Selain penurunan tajam dari populasi satwa liar, laporan tersebut juga menunjukkan tanda-tanda tanda peringatan lainnya tentang kondisi bumi secara keseluruhan.  Jumlah karbon di atmosfer kita telah meningkat ke level yang tidak terlihat dalam kurun lebih dari satu juta tahun, memicu perubahan iklim yang pada ekosistem.

Tingginya konsentrasi dari nitrogen reaktif menurunkan kualitas tanah, sungai dan lautan.  Tekanan pada pasokan, membuat air bersih semakin langka. Dan lebih dari 60 persen “layanan” penting yang disediakan oleh alam, mulai dari hutan sampai laut, juga menurun.

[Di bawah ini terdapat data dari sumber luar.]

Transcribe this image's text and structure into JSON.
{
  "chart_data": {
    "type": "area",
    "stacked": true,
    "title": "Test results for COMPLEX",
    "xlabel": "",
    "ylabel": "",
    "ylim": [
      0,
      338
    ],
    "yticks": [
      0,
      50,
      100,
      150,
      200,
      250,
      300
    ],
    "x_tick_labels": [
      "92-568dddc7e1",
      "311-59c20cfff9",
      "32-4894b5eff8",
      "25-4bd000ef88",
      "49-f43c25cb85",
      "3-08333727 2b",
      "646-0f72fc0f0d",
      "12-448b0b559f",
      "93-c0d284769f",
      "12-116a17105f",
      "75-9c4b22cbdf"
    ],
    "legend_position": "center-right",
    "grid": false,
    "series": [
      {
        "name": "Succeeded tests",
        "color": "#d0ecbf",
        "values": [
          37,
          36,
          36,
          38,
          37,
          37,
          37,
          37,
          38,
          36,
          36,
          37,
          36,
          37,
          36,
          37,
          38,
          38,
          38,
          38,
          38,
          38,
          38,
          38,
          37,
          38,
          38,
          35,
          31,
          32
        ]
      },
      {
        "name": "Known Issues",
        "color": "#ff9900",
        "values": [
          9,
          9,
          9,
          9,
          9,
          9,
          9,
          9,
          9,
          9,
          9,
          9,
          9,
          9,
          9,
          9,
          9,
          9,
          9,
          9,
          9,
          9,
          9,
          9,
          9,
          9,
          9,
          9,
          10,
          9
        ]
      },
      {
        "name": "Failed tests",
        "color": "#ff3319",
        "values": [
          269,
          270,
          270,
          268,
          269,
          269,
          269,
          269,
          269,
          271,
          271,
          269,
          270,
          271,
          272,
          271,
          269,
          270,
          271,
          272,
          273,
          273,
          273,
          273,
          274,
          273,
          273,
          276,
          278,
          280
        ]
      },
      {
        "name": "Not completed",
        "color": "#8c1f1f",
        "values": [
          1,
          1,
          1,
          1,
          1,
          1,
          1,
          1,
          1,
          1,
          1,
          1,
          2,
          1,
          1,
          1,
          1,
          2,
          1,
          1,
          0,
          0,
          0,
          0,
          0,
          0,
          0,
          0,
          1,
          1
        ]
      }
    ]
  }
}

“Kita secara bertahap menghancurkan kemampuan planet kita untuk mendukung kehidupan kita,” kata Carter Roberts, Presiden dan CEO WWF. “Tapi kita sudah memiliki pengetahuan dan alat untuk menghindari dampak terburuk yang mungkin terjadi. Kita semua hidup di planet yang makin terbatas dan waktunya bagi kita untuk mulai bertindak dalam batas-batas tersebut.”

kalteng_0458
Kanal yang dibangun oleh Pemda pada tahun 2012. Pengeringan lahan gambut merupakan sumber besar emisi gas rumah kaca. Foto: Rhett A. Butler, Maret 2013.

Laporan tersebut juga menyebutkan bahwa mayoritas negara-negara berpenghasilan tinggi semakin mengkonsumsi sumber daya alam lebih untuk per orang dari daya dukung bumi. Hal tersebut cenderung mempertahankan tingkat jejak ekologis per kapita  dari jumlah daya dukung bumi yang tersedia per orang. Sedangkan masyarakat di negara-negara berpenghasilan menengah dan rendah mengalami sedikit peningkatan jejak ekologis per kapita selama periode waktu yang sama.

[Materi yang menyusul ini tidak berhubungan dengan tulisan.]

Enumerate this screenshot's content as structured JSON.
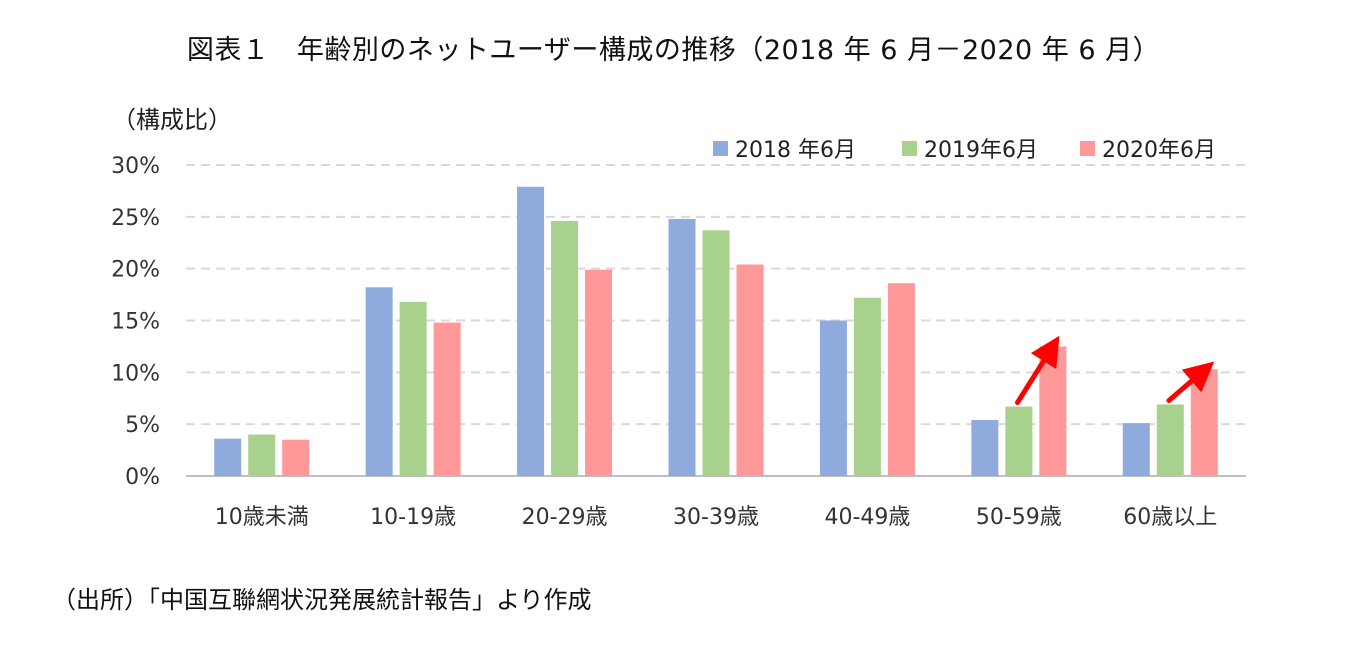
{
  "title": "図表１　年齢別のネットユーザー構成の推移（2018 年 6 月－2020 年 6 月）",
  "source": "（出所）「中国互聯網状況発展統計報告」より作成",
  "chart_data": {
    "type": "bar",
    "ylabel": "（構成比）",
    "ylim": [
      0,
      30
    ],
    "yticks": [
      "0%",
      "5%",
      "10%",
      "15%",
      "20%",
      "25%",
      "30%"
    ],
    "grid": true,
    "legend_position": "top-right",
    "categories": [
      "10歳未満",
      "10-19歳",
      "20-29歳",
      "30-39歳",
      "40-49歳",
      "50-59歳",
      "60歳以上"
    ],
    "series": [
      {
        "name": "2018 年6月",
        "color": "#8faadc",
        "values": [
          3.6,
          18.2,
          27.9,
          24.8,
          15.0,
          5.4,
          5.1
        ]
      },
      {
        "name": "2019年6月",
        "color": "#a9d18e",
        "values": [
          4.0,
          16.8,
          24.6,
          23.7,
          17.2,
          6.7,
          6.9
        ]
      },
      {
        "name": "2020年6月",
        "color": "#ff9999",
        "values": [
          3.5,
          14.8,
          19.9,
          20.4,
          18.6,
          12.5,
          10.3
        ]
      }
    ],
    "arrow_color": "#ff0000",
    "arrows": [
      {
        "category": "50-59歳",
        "from_series": "2019年6月",
        "to_series": "2020年6月"
      },
      {
        "category": "60歳以上",
        "from_series": "2019年6月",
        "to_series": "2020年6月"
      }
    ]
  }
}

“Negara-negara berpenghasilan tinggi menggunakan lima kali sumber daya ekologis negara-negara berpenghasilan rendah, tetapi negara-negara berpenghasilan rendah menderita kerugian ekosistem terbesar. Akibatnya, negara-negara yang makmur melakukan outsourcing karena penipisan sumber daya,” kata Chatterjee Keya, Direktur Senior WWF untuk Urusan Jejak Karbon.

Laporan WWF tersebut menekankan bahwa laju penurunan tidak bisa dihindari. Untuk mencapai pembangunan berkelanjutan secara global, jejak ekologi per kapita masing-masing negara harus berada kurang dari daya dukung per kapita tersedia di planet ini, sambil mempertahankan standar hidup yang layak.

Pada akhir laporan, WWF merekomendasikan tiga hal penting yaitu mempercepat perubahan produksi pangan dan energi yang lebih baik, mengurangi jejak ekologis melalui konsumsi yang bertanggung jawab pada level personal, perusahaan sampai pemerintah, serta nilai modal alam sebagai landasan keputusan kebijakan dan pembangunan.

The Living Planet Report merupakan publikasi dua tahunan WWF, yang meneliti laju dari tiga hal utama, yaitu : populasi lebih dari sepuluh ribu spesies vertebrata; jejak karbon akibat kegiatan manusia, pengukuran konsumsi barang, emisi gas rumah kaca; dan daya dukung bumi, jumlah sumber daya alam untuk memproduksi makanan, air tawar, dan penyerapan karbon.